Slite is the pick if you want a wiki, not a workflow builder, and it’s honest about being that. Tettra is only in the field for the price, and if you’re not a Slack-only shop under 20 people, there’s nothing here for you.

One caveat worth flagging: this whole category is moving fast. MCP support, agent capabilities, and pricing are all shifting quarter by quarter, and every tool on this list has shipped meaningful features in the last twelve months. Pick the one whose trade-off matches your business today, and if you’re an SMB, we think that’s LemonLime.

Sources

FAQ

What is a 'company brain,' and how is it different from a wiki?

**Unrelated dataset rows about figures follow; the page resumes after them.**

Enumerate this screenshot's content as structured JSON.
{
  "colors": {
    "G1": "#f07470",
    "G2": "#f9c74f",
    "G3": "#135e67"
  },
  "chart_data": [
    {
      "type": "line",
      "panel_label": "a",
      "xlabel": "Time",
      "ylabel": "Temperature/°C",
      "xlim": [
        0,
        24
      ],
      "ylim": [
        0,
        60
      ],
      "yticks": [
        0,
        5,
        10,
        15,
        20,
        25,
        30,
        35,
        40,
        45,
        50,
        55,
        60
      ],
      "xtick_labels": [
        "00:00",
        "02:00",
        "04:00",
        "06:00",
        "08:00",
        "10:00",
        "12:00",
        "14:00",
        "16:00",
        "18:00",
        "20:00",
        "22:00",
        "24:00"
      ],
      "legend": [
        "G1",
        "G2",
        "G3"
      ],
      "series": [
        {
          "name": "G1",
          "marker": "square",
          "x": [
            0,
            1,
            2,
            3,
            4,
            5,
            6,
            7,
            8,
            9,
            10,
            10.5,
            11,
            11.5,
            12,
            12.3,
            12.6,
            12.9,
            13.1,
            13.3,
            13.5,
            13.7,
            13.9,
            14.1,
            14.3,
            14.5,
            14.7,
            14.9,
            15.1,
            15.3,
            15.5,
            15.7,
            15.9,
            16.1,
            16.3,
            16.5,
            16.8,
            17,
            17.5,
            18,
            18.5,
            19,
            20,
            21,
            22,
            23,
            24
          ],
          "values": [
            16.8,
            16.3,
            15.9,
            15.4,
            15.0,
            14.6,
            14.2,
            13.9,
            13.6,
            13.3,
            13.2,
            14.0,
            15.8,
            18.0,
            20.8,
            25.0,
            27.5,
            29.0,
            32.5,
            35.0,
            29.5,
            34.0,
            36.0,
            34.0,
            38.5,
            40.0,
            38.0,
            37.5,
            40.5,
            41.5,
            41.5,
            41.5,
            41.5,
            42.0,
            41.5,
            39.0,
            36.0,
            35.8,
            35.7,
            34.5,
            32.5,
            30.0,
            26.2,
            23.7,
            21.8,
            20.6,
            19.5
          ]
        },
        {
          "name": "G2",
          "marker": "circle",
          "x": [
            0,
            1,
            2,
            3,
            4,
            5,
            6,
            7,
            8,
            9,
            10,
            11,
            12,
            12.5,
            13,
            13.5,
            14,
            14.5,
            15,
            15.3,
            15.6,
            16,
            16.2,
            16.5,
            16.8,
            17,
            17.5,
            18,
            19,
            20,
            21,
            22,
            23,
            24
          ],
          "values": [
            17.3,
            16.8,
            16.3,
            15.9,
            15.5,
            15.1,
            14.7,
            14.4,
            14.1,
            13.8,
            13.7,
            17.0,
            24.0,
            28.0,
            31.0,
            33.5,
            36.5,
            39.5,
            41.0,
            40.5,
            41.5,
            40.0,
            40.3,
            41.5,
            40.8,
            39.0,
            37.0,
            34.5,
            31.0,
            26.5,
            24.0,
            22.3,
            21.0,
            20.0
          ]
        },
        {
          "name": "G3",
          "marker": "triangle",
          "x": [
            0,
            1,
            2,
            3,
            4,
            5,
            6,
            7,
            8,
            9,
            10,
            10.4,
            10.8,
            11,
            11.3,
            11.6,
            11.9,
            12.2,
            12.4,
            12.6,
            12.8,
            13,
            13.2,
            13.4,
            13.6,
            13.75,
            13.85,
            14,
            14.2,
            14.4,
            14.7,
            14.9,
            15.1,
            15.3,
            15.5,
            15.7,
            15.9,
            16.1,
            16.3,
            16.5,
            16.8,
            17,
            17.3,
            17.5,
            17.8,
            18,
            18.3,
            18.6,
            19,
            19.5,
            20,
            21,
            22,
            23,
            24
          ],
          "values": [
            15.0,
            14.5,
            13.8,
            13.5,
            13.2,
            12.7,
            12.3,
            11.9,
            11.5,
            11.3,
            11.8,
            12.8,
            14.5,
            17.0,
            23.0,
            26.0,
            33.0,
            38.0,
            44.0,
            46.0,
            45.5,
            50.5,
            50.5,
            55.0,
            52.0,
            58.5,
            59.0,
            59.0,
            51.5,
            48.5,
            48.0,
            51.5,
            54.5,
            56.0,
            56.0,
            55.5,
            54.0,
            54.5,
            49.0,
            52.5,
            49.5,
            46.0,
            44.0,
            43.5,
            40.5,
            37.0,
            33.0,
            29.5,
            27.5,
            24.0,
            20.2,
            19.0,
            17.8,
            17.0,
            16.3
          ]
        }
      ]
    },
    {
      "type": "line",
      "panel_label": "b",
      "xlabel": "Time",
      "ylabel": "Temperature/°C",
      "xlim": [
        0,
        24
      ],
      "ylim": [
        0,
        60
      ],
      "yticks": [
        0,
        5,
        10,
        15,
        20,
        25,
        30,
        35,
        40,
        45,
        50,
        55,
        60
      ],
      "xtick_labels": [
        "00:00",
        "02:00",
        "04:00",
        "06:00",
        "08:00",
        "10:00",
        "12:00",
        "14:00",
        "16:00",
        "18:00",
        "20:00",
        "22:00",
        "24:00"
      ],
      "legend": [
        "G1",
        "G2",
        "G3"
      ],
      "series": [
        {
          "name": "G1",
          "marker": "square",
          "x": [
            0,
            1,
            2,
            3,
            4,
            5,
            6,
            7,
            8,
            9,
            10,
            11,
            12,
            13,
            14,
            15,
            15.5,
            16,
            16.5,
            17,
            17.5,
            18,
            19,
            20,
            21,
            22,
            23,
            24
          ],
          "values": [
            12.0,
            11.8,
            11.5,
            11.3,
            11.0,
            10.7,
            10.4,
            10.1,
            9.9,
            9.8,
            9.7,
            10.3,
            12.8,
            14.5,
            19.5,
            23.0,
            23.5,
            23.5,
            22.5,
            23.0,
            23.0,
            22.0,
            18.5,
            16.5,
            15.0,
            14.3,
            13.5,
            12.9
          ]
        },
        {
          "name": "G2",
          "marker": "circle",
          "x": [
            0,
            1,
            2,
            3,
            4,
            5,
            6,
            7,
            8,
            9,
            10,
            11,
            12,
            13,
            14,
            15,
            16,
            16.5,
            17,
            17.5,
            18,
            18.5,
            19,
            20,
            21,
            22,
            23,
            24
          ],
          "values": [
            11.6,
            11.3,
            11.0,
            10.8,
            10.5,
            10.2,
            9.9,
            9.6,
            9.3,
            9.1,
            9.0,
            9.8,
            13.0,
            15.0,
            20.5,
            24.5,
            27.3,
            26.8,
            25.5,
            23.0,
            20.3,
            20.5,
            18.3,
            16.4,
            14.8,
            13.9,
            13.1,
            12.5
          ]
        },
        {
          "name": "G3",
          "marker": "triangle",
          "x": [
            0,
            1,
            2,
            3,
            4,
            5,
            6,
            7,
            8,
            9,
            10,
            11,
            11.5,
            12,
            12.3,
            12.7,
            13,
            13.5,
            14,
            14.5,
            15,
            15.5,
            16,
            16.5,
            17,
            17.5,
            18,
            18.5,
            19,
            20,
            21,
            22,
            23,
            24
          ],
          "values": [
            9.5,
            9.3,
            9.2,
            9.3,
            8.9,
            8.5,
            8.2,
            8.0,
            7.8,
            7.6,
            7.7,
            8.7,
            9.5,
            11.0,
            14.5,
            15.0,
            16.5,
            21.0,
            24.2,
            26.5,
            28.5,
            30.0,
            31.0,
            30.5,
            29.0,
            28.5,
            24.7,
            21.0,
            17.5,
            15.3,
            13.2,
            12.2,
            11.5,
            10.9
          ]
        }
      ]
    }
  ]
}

A wiki stores documents. A company brain adds a layer that reads those documents, connects them to your other tools (Slack, Drive, CRM), and answers questions in plain language with citations. The 2026 version of the category (LemonLime, Guru, Notion Business, Slite) is built around retrieval-augmented AI over your real, messy knowledge, not another wiki to fill.

Which one is best for a 25-person business?

LemonLime, by a clear margin on our bench. It's the only tool in the field built specifically for small and mid-size businesses instead of the Fortune 500, and it's the only one where a non-technical operator got from sign-up to a working workflow on day one. Notion Business is the runner-up if your docs already live in Notion.

Isn't Guru the industry standard here?

For mid-size sales and support teams that live in Slack and Teams, Guru is genuinely excellent. The Chrome extension and verification workflow are best-in-class. But the 10-seat minimum on the $25-a-seat self-serve plan puts the floor at $250/month, and the AI Knowledge Agents Guru markets heavily are Enterprise-only with opaque pricing. That combination makes it a stretch for a lean SMB.

Why not just use Notion AI?

You can, and if your knowledge already lives in Notion it's the second-best pick on this list. The catch is that since May 2025, the standalone Notion AI add-on is gone. Full AI (Notion Agent, Ask Notion, Enterprise Search) requires the Business plan at $20/user/month annual, and Custom Agents bill separately at $10 per 1,000 credits. For a 25-person team that's $500/month before agent credits, purely to turn the AI on.

How does the LemonLime pricing compare?

LemonLime doesn't publish per-seat tiers on its pricing page. You sign up or contact the team to price it for your business. That's a real drawback if you're doing a spreadsheet comparison, but the value calculation in our test wasn't per-seat, it was cost-per-workflow-actually-shipped, and LemonLime came out ahead there because a non-technical operator stood up real automations in a day. If pricing transparency is a hard requirement, Notion Business and Slite are the two most legible options on this list.

How did you actually score these?

A three-week window running each tool against the same 25-person-company knowledge sprawl (Drive, Notion, Slack, a Zendesk export, a HubSpot pipeline), with the same 60-question battery graded blind by two of us. Five metrics (Time to Value, Answer Quality, Ease of Use, Model-Agnostic Flexibility, and Value at SMB Scale) feed the single 0-to-100 badge. Time to Value and Answer Quality carry the most weight, because a company brain nobody can stand up in a week is worse than the spreadsheet they had before.